- IATA: none; ICAO: KRCM; FAA LID: RCM;

Summary
- Airport type: Public
- Owner: University of Central Missouri
- Serves: Warrensburg, Missouri
- Elevation AMSL: 798 ft (243 m)
- Interactive map of Skyhaven Airport

Runways
| Direction | Length |  | Surface |
| ft | m |
| 14/32 | 2,802 | 854 | Asphalt |
| 01/19 | 4,206 | 1,282 | Concrete |

Statistics (2019)
- Aircraft operations: 29,725
- Based aircraft: 54
- Source: Federal Aviation Administration

= Skyhaven Airport (Missouri) =

Skyhaven Airport is a public-use airport located 3 mi northwest of the central business district of Warrensburg, a city in Johnson County, Missouri, United States. It is owned by the University of Central Missouri.
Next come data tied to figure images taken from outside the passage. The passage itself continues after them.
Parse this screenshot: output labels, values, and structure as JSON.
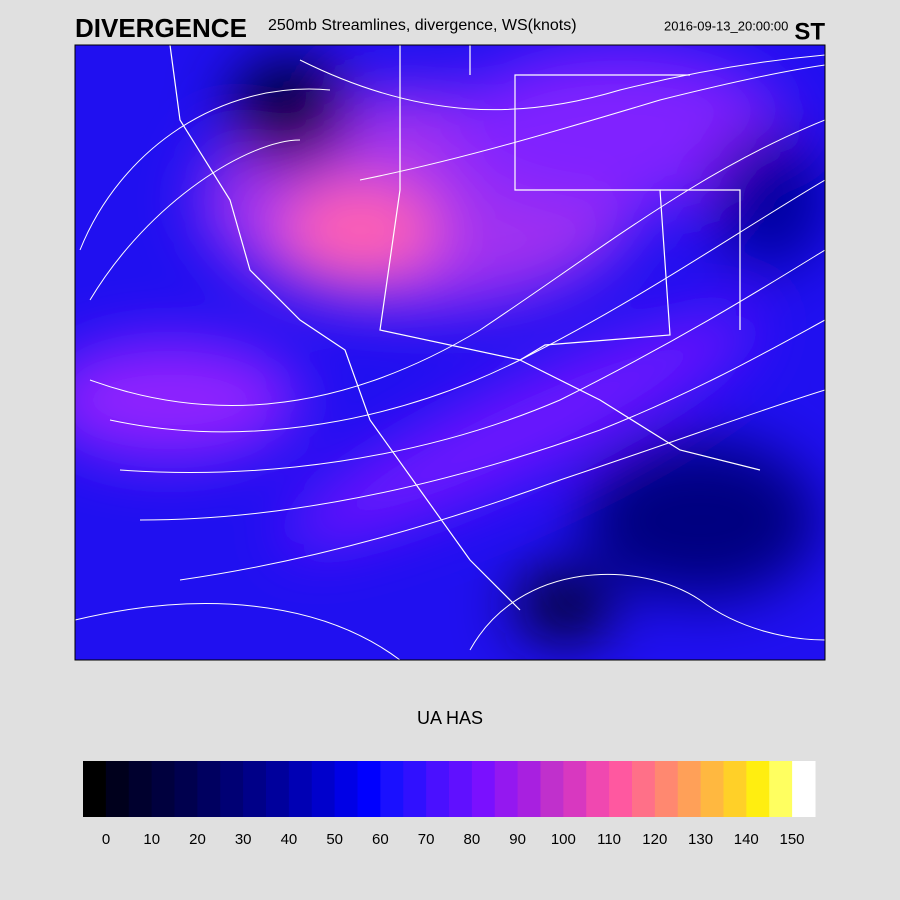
{
  "header": {
    "product": "DIVERGENCE",
    "subtitle": "250mb Streamlines, divergence, WS(knots)",
    "timestamp": "2016-09-13_20:00:00",
    "corner": "ST"
  },
  "colorbar": {
    "label": "UA HAS",
    "ticks": [
      0,
      10,
      20,
      30,
      40,
      50,
      60,
      70,
      80,
      90,
      100,
      110,
      120,
      130,
      140,
      150
    ],
    "colors": [
      "#000000",
      "#00001c",
      "#00002e",
      "#00003e",
      "#00004e",
      "#000060",
      "#000074",
      "#000088",
      "#00009c",
      "#0000b4",
      "#0000cc",
      "#0000e6",
      "#0000ff",
      "#1a10ff",
      "#3010ff",
      "#4a10ff",
      "#6010ff",
      "#7a10ff",
      "#9418f0",
      "#a820e0",
      "#c030cc",
      "#d838c0",
      "#f048b0",
      "#ff58a0",
      "#ff7088",
      "#ff8870",
      "#ffa058",
      "#ffb840",
      "#ffd028",
      "#ffee10",
      "#ffff60",
      "#ffffff"
    ]
  }
}
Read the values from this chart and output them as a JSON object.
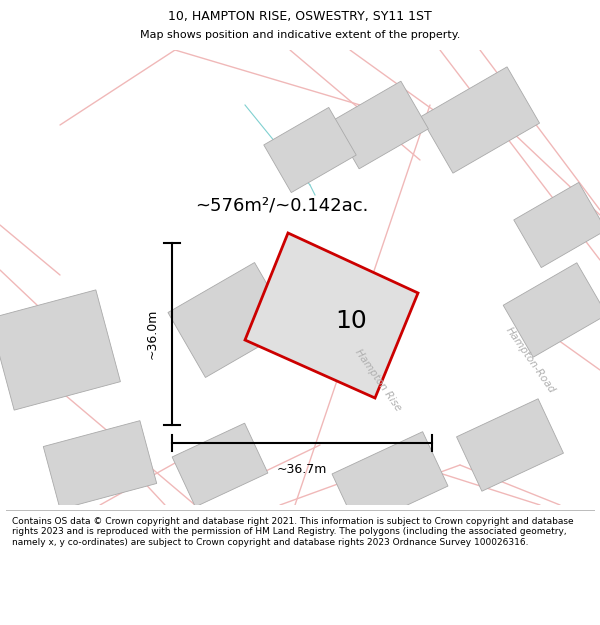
{
  "title": "10, HAMPTON RISE, OSWESTRY, SY11 1ST",
  "subtitle": "Map shows position and indicative extent of the property.",
  "area_text": "~576m²/~0.142ac.",
  "label_10": "10",
  "dim_h": "~36.0m",
  "dim_w": "~36.7m",
  "road_label1": "Hampton Rise",
  "road_label2": "Hampton-Road",
  "footer": "Contains OS data © Crown copyright and database right 2021. This information is subject to Crown copyright and database rights 2023 and is reproduced with the permission of HM Land Registry. The polygons (including the associated geometry, namely x, y co-ordinates) are subject to Crown copyright and database rights 2023 Ordnance Survey 100026316.",
  "map_bg": "#f8f7f5",
  "road_color": "#f0b8b8",
  "red_border": "#cc0000",
  "building_fill": "#d4d4d4",
  "building_edge": "#aaaaaa",
  "cyan_line": "#80d0d0",
  "title_fontsize": 9,
  "subtitle_fontsize": 8,
  "area_fontsize": 13,
  "label_fontsize": 18,
  "dim_fontsize": 9,
  "road_fontsize": 7.5,
  "footer_fontsize": 6.5
}
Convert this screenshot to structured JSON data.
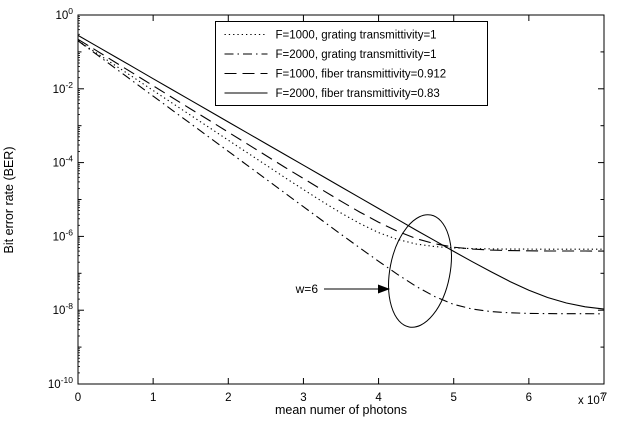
{
  "figure": {
    "background": "#ffffff",
    "line_color": "#000000"
  },
  "chart_data": {
    "type": "line",
    "title": "",
    "xlabel": "mean numer of photons",
    "ylabel": "Bit error rate (BER)",
    "x_multiplier_base": "x 10",
    "x_multiplier_exp": "7",
    "xlim": [
      0,
      7
    ],
    "y_scale": "log",
    "ylim_exp": [
      0,
      -10
    ],
    "x_ticks": [
      0,
      1,
      2,
      3,
      4,
      5,
      6,
      7
    ],
    "y_tick_base": "10",
    "y_tick_exponents": [
      0,
      -2,
      -4,
      -6,
      -8,
      -10
    ],
    "grid": false,
    "legend_position": "top-center",
    "x": [
      0,
      0.25,
      0.5,
      0.75,
      1,
      1.25,
      1.5,
      1.75,
      2,
      2.25,
      2.5,
      2.75,
      3,
      3.25,
      3.5,
      3.75,
      4,
      4.25,
      4.5,
      4.75,
      5,
      5.25,
      5.5,
      5.75,
      6,
      6.25,
      6.5,
      6.75,
      7
    ],
    "series": [
      {
        "name": "F=1000, grating transmittivity=1",
        "linestyle": "dotted",
        "values": [
          0.2,
          0.0921,
          0.0424,
          0.0196,
          0.00901,
          0.00415,
          0.00191,
          0.00088,
          0.000405,
          0.000187,
          8.59e-05,
          3.96e-05,
          1.87e-05,
          8.84e-06,
          4.32e-06,
          2.23e-06,
          1.27e-06,
          8.28e-07,
          6.24e-07,
          5.3e-07,
          4.87e-07,
          4.67e-07,
          4.58e-07,
          4.54e-07,
          4.52e-07,
          4.51e-07,
          4.5e-07,
          4.5e-07,
          4.5e-07
        ]
      },
      {
        "name": "F=2000, grating transmittivity=1",
        "linestyle": "dashdot",
        "values": [
          0.2,
          0.0844,
          0.0356,
          0.015,
          0.00635,
          0.00268,
          0.00113,
          0.000478,
          0.000202,
          8.51e-05,
          3.59e-05,
          1.52e-05,
          6.4e-06,
          2.7e-06,
          1.14e-06,
          4.89e-07,
          2.11e-07,
          9.37e-08,
          4.42e-08,
          2.33e-08,
          1.44e-08,
          1.07e-08,
          9.15e-09,
          8.49e-09,
          8.21e-09,
          8.09e-09,
          8.04e-09,
          8.02e-09,
          8.01e-09
        ]
      },
      {
        "name": "F=1000, fiber transmittivity=0.912",
        "linestyle": "dashed",
        "values": [
          0.22,
          0.107,
          0.0516,
          0.025,
          0.0121,
          0.00586,
          0.00284,
          0.00138,
          0.000666,
          0.000323,
          0.000156,
          7.57e-05,
          3.71e-05,
          1.82e-05,
          9e-06,
          4.56e-06,
          2.42e-06,
          1.38e-06,
          8.73e-07,
          6.29e-07,
          5.11e-07,
          4.54e-07,
          4.26e-07,
          4.13e-07,
          4.06e-07,
          4.03e-07,
          4.01e-07,
          4.01e-07,
          4e-07
        ]
      },
      {
        "name": "F=2000, fiber transmittivity=0.83",
        "linestyle": "solid",
        "values": [
          0.28,
          0.143,
          0.0726,
          0.037,
          0.0188,
          0.00958,
          0.00488,
          0.00248,
          0.00126,
          0.000644,
          0.000328,
          0.000167,
          8.5e-05,
          4.33e-05,
          2.2e-05,
          1.12e-05,
          5.71e-06,
          2.91e-06,
          1.48e-06,
          7.63e-07,
          3.93e-07,
          2.05e-07,
          1.09e-07,
          5.97e-08,
          3.48e-08,
          2.21e-08,
          1.57e-08,
          1.24e-08,
          1.07e-08
        ]
      }
    ],
    "annotation": {
      "text": "w=6"
    }
  }
}
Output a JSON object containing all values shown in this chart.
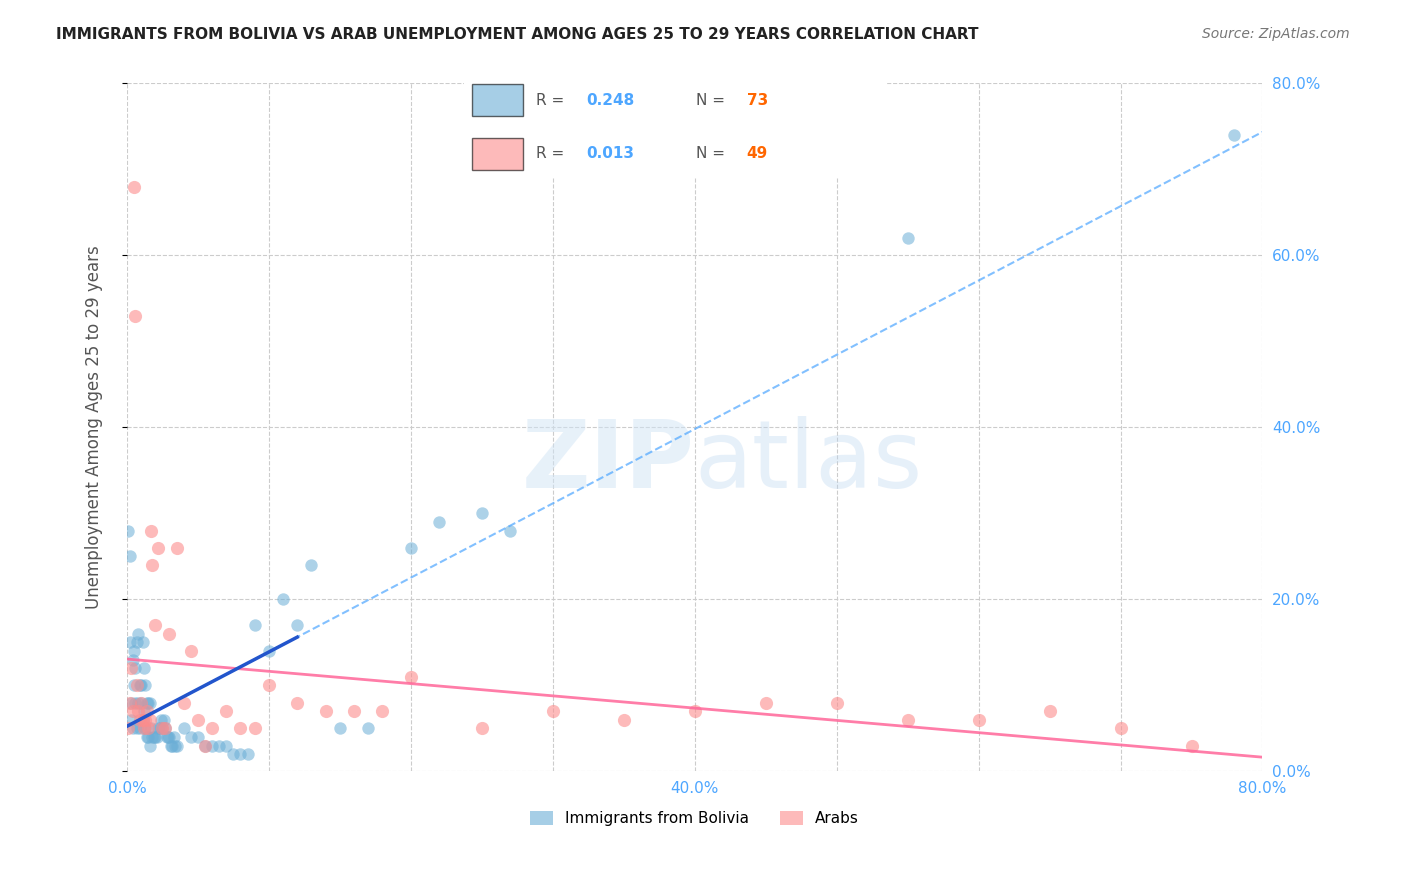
{
  "title": "IMMIGRANTS FROM BOLIVIA VS ARAB UNEMPLOYMENT AMONG AGES 25 TO 29 YEARS CORRELATION CHART",
  "source": "Source: ZipAtlas.com",
  "xlabel_color": "#4da6ff",
  "ylabel": "Unemployment Among Ages 25 to 29 years",
  "ylabel_color": "#555555",
  "xlim": [
    0.0,
    0.8
  ],
  "ylim": [
    0.0,
    0.8
  ],
  "xticks": [
    0.0,
    0.1,
    0.2,
    0.3,
    0.4,
    0.5,
    0.6,
    0.7,
    0.8
  ],
  "xtick_labels": [
    "0.0%",
    "",
    "",
    "",
    "40.0%",
    "",
    "",
    "",
    "80.0%"
  ],
  "ytick_labels_right": [
    "0.0%",
    "20.0%",
    "40.0%",
    "60.0%",
    "80.0%"
  ],
  "yticks_right": [
    0.0,
    0.2,
    0.4,
    0.6,
    0.8
  ],
  "bolivia_R": 0.248,
  "bolivia_N": 73,
  "arab_R": 0.013,
  "arab_N": 49,
  "bolivia_color": "#6baed6",
  "arab_color": "#fc8d8d",
  "bolivia_trend_color": "#4da6ff",
  "arab_trend_color": "#ff6699",
  "watermark": "ZIPatlas",
  "bolivia_x": [
    0.001,
    0.002,
    0.002,
    0.003,
    0.003,
    0.004,
    0.004,
    0.005,
    0.005,
    0.006,
    0.006,
    0.007,
    0.007,
    0.008,
    0.008,
    0.009,
    0.009,
    0.01,
    0.01,
    0.011,
    0.011,
    0.012,
    0.012,
    0.013,
    0.013,
    0.014,
    0.014,
    0.015,
    0.015,
    0.016,
    0.016,
    0.017,
    0.018,
    0.019,
    0.02,
    0.021,
    0.022,
    0.023,
    0.024,
    0.025,
    0.026,
    0.027,
    0.028,
    0.029,
    0.03,
    0.031,
    0.032,
    0.033,
    0.034,
    0.035,
    0.04,
    0.045,
    0.05,
    0.055,
    0.06,
    0.065,
    0.07,
    0.075,
    0.08,
    0.085,
    0.09,
    0.1,
    0.11,
    0.12,
    0.13,
    0.15,
    0.17,
    0.2,
    0.22,
    0.25,
    0.27,
    0.55,
    0.78
  ],
  "bolivia_y": [
    0.28,
    0.25,
    0.15,
    0.08,
    0.06,
    0.13,
    0.05,
    0.14,
    0.1,
    0.12,
    0.08,
    0.15,
    0.05,
    0.16,
    0.08,
    0.1,
    0.05,
    0.1,
    0.08,
    0.15,
    0.06,
    0.12,
    0.07,
    0.1,
    0.05,
    0.08,
    0.04,
    0.08,
    0.04,
    0.08,
    0.03,
    0.05,
    0.04,
    0.04,
    0.04,
    0.04,
    0.05,
    0.05,
    0.06,
    0.05,
    0.06,
    0.05,
    0.04,
    0.04,
    0.04,
    0.03,
    0.03,
    0.04,
    0.03,
    0.03,
    0.05,
    0.04,
    0.04,
    0.03,
    0.03,
    0.03,
    0.03,
    0.02,
    0.02,
    0.02,
    0.17,
    0.14,
    0.2,
    0.17,
    0.24,
    0.05,
    0.05,
    0.26,
    0.29,
    0.3,
    0.28,
    0.62,
    0.74
  ],
  "arab_x": [
    0.001,
    0.002,
    0.003,
    0.004,
    0.005,
    0.006,
    0.007,
    0.008,
    0.009,
    0.01,
    0.011,
    0.012,
    0.013,
    0.014,
    0.015,
    0.016,
    0.017,
    0.018,
    0.02,
    0.022,
    0.025,
    0.027,
    0.03,
    0.035,
    0.04,
    0.045,
    0.05,
    0.055,
    0.06,
    0.07,
    0.08,
    0.09,
    0.1,
    0.12,
    0.14,
    0.16,
    0.18,
    0.2,
    0.25,
    0.3,
    0.35,
    0.4,
    0.45,
    0.5,
    0.55,
    0.6,
    0.65,
    0.7,
    0.75
  ],
  "arab_y": [
    0.05,
    0.08,
    0.12,
    0.07,
    0.68,
    0.53,
    0.1,
    0.07,
    0.06,
    0.08,
    0.06,
    0.05,
    0.06,
    0.07,
    0.05,
    0.06,
    0.28,
    0.24,
    0.17,
    0.26,
    0.05,
    0.05,
    0.16,
    0.26,
    0.08,
    0.14,
    0.06,
    0.03,
    0.05,
    0.07,
    0.05,
    0.05,
    0.1,
    0.08,
    0.07,
    0.07,
    0.07,
    0.11,
    0.05,
    0.07,
    0.06,
    0.07,
    0.08,
    0.08,
    0.06,
    0.06,
    0.07,
    0.05,
    0.03
  ]
}
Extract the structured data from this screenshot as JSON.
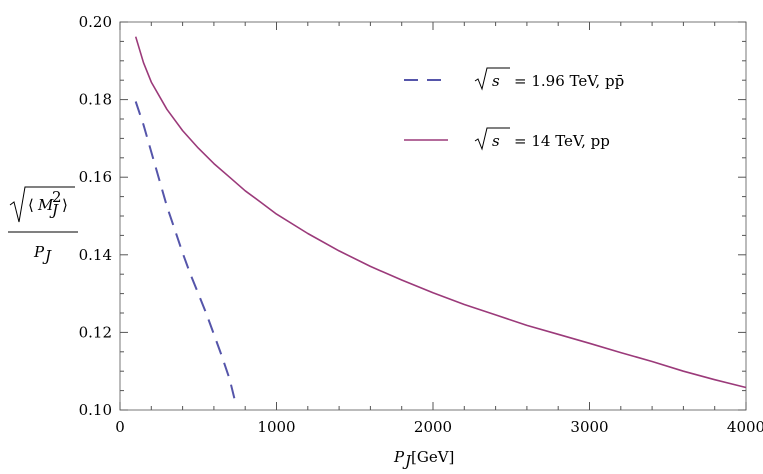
{
  "chart_data": {
    "type": "line",
    "title": "",
    "xlabel": "P_J[GeV]",
    "xlabel_main": "P",
    "xlabel_sub": "J",
    "xlabel_unit": "[GeV]",
    "ylabel": "sqrt(<M_J^2>) / P_J",
    "ylabel_num_open": "⟨",
    "ylabel_num_M": "M",
    "ylabel_num_sup": "2",
    "ylabel_num_sub": "J",
    "ylabel_num_close": "⟩",
    "ylabel_den_main": "P",
    "ylabel_den_sub": "J",
    "xlim": [
      0,
      4000
    ],
    "ylim": [
      0.1,
      0.2
    ],
    "xticks": [
      0,
      1000,
      2000,
      3000,
      4000
    ],
    "xtick_labels": [
      "0",
      "1000",
      "2000",
      "3000",
      "4000"
    ],
    "yticks": [
      0.1,
      0.12,
      0.14,
      0.16,
      0.18,
      0.2
    ],
    "ytick_labels": [
      "0.10",
      "0.12",
      "0.14",
      "0.16",
      "0.18",
      "0.20"
    ],
    "grid": false,
    "legend_position": "top-right",
    "series": [
      {
        "name": "√s = 1.96 TeV, pp̄",
        "legend_prefix": "s",
        "legend_suffix": "= 1.96 TeV, pp̄",
        "color": "#5555aa",
        "style": "dashed",
        "x": [
          100,
          150,
          200,
          250,
          300,
          350,
          400,
          450,
          500,
          550,
          600,
          650,
          700,
          740
        ],
        "y": [
          0.1795,
          0.1735,
          0.1665,
          0.1595,
          0.1525,
          0.1465,
          0.1405,
          0.135,
          0.13,
          0.125,
          0.1195,
          0.114,
          0.108,
          0.1015
        ]
      },
      {
        "name": "√s = 14 TeV, pp",
        "legend_prefix": "s",
        "legend_suffix": "= 14 TeV, pp",
        "color": "#9b3a7a",
        "style": "solid",
        "x": [
          100,
          150,
          200,
          300,
          400,
          500,
          600,
          700,
          800,
          900,
          1000,
          1200,
          1400,
          1600,
          1800,
          2000,
          2200,
          2400,
          2600,
          2800,
          3000,
          3200,
          3400,
          3600,
          3800,
          4000
        ],
        "y": [
          0.1962,
          0.1895,
          0.1845,
          0.1775,
          0.172,
          0.1675,
          0.1635,
          0.16,
          0.1565,
          0.1535,
          0.1505,
          0.1455,
          0.141,
          0.137,
          0.1335,
          0.1302,
          0.1272,
          0.1245,
          0.1218,
          0.1195,
          0.1172,
          0.1148,
          0.1125,
          0.11,
          0.1078,
          0.1058
        ]
      }
    ]
  }
}
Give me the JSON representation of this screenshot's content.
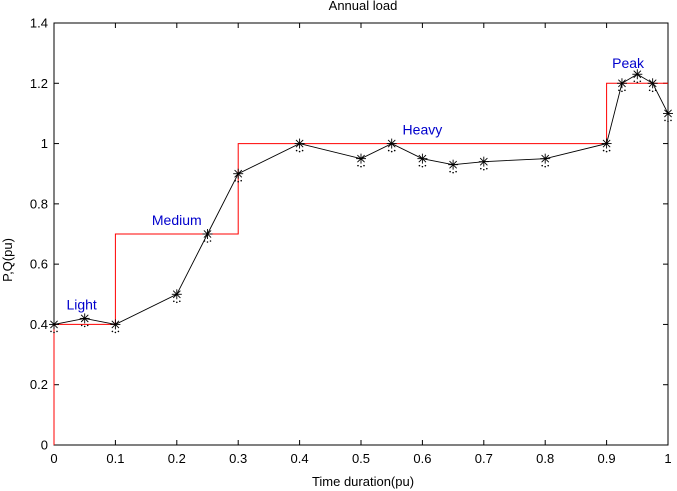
{
  "chart_data": {
    "type": "line",
    "title": "Annual load",
    "xlabel": "Time duration(pu)",
    "ylabel": "P,Q(pu)",
    "xlim": [
      0,
      1
    ],
    "ylim": [
      0,
      1.4
    ],
    "xticks": [
      "0",
      "0.1",
      "0.2",
      "0.3",
      "0.4",
      "0.5",
      "0.6",
      "0.7",
      "0.8",
      "0.9",
      "1"
    ],
    "yticks": [
      "0",
      "0.2",
      "0.4",
      "0.6",
      "0.8",
      "1",
      "1.2",
      "1.4"
    ],
    "grid": false,
    "series": [
      {
        "kind": "line-star-markers",
        "color": "#000000",
        "x": [
          0,
          0.05,
          0.1,
          0.2,
          0.25,
          0.3,
          0.4,
          0.5,
          0.55,
          0.6,
          0.65,
          0.7,
          0.8,
          0.9,
          0.925,
          0.95,
          0.975,
          1.0
        ],
        "y": [
          0.4,
          0.42,
          0.4,
          0.5,
          0.7,
          0.9,
          1.0,
          0.95,
          1.0,
          0.95,
          0.93,
          0.94,
          0.95,
          1.0,
          1.2,
          1.23,
          1.2,
          1.1
        ]
      },
      {
        "kind": "step",
        "color": "#ff0000",
        "x": [
          0,
          0,
          0.1,
          0.1,
          0.3,
          0.3,
          0.9,
          0.9,
          1.0
        ],
        "y": [
          0,
          0.4,
          0.4,
          0.7,
          0.7,
          1.0,
          1.0,
          1.2,
          1.2
        ]
      }
    ],
    "annotations": [
      {
        "text": "Light",
        "x": 0.045,
        "y": 0.45,
        "color": "#0000cc"
      },
      {
        "text": "Medium",
        "x": 0.2,
        "y": 0.73,
        "color": "#0000cc"
      },
      {
        "text": "Heavy",
        "x": 0.6,
        "y": 1.03,
        "color": "#0000cc"
      },
      {
        "text": "Peak",
        "x": 0.935,
        "y": 1.25,
        "color": "#0000cc"
      }
    ]
  }
}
Although most U.S. airports use the same three-letter location identifier for the FAA and IATA, Skyhaven Airport is assigned RCM by the FAA but has no designation from the IATA (which assigned RCM to Richmond Airport in Richmond, Queensland, Australia).

== Facilities and aircraft ==
Skyhaven Airport covers an area of 402 acre which contains two asphalt paved runways: 01/19 measuring 4206 × 75 ft (concrete) and 14/32 measuring 2802 × 60 ft (asphalt).

For the 12-month period ending December 31, 2019, the airport had 29,725 aircraft operations, an average of 81 per day: 99% general aviation, 1% military, and <1% air taxi. At that time there were 54 aircraft based at this airport: 50 single-engine, 3 multi-engine and 1 glider.